Soft, genderless and refusing to take sole responsibility, In Vanity Alone is like a metaphor for our time. Everything here speaks of the inevitability of coping with intense existence, which Neeme Külm, with his keen and innocent openness, has captured in its hybridity, entangled contexts, apparent arrogance of being ‘deep’ and forgiveness of profound ignorance from the outset. Like the transition of individualism and personality into eternal plurality, the verbose space threatens to spill out of the exhibition space. This is where Alice Kask intervenes. Selectively and with ease, she works on gallery corners, patches them up and closes them by painting. Calmly, as if marking her territory, she pays homage to the corners, which the gallery itself has never done.

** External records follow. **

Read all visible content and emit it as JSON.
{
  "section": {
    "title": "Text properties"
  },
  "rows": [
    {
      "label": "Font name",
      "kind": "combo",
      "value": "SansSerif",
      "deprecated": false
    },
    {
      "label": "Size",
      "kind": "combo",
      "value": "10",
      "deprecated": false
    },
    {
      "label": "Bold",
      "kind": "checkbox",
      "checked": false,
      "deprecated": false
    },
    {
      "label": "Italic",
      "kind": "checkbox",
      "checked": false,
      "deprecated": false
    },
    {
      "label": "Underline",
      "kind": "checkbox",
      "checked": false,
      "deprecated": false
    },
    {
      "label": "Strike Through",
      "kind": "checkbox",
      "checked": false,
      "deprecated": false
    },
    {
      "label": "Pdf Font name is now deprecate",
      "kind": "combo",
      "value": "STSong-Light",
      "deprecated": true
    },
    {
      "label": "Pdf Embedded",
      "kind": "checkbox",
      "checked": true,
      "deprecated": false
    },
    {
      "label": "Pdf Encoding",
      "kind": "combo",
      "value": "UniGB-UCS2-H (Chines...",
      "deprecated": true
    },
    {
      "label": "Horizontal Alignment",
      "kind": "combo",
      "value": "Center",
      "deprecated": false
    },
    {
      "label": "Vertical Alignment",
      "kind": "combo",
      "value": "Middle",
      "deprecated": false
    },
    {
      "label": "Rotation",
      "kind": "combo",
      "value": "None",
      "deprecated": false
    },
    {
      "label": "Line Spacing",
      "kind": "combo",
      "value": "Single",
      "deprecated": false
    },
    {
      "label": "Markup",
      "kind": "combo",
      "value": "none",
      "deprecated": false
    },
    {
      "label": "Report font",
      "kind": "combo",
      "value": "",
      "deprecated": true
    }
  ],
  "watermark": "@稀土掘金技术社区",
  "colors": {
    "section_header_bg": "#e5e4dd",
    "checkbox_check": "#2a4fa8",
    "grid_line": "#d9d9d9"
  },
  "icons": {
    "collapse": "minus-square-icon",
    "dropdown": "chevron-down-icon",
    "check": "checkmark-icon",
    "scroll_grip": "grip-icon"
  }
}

Curator Tamara Luuk: “Neeme and Alice both deal with illusion: one as a sentimental romantic striving for the ‘real’ existence, the other as a pragmatist hesitant about everything, aware of the inevitability of being ‘just like the real thing’. But neither of them jokes with art.” The objects at the exhibition, like the lines in a poem, look for equivalents to feelings without obliging the mind to convey them.
Neeme Külm (1974) graduated from the Sculpture Department of the Estonian Academy of Arts in 1998 and studied in the master’s programme at the Department of Interdisciplinary Arts in 2003-2005. He held his most powerful solo exhibitions in the first half of 2010; more recently he has mainly focused on group exhibitions, which traverse the borders of architecture and visual art. He has also created remarkable spatial solutions for public urban space and important museum exhibitions and has received awards from the Cultural Endowment of Estonia.
Alice Kask (1976) graduated from the Estonian Academy of Arts with a master’s degree in painting in 2002. Following a large solo exhibition at the Estonian Museum of Contemporary Art in 2016, her most recent representative exhibitions have been held at Taidehalli in Helsinki (2018) and Rüki Gallery in Viljandi (2020). Kask received the Konrad Mägi Prize in 2003 and the Vaal Gallery Young Artist Prize in 2005.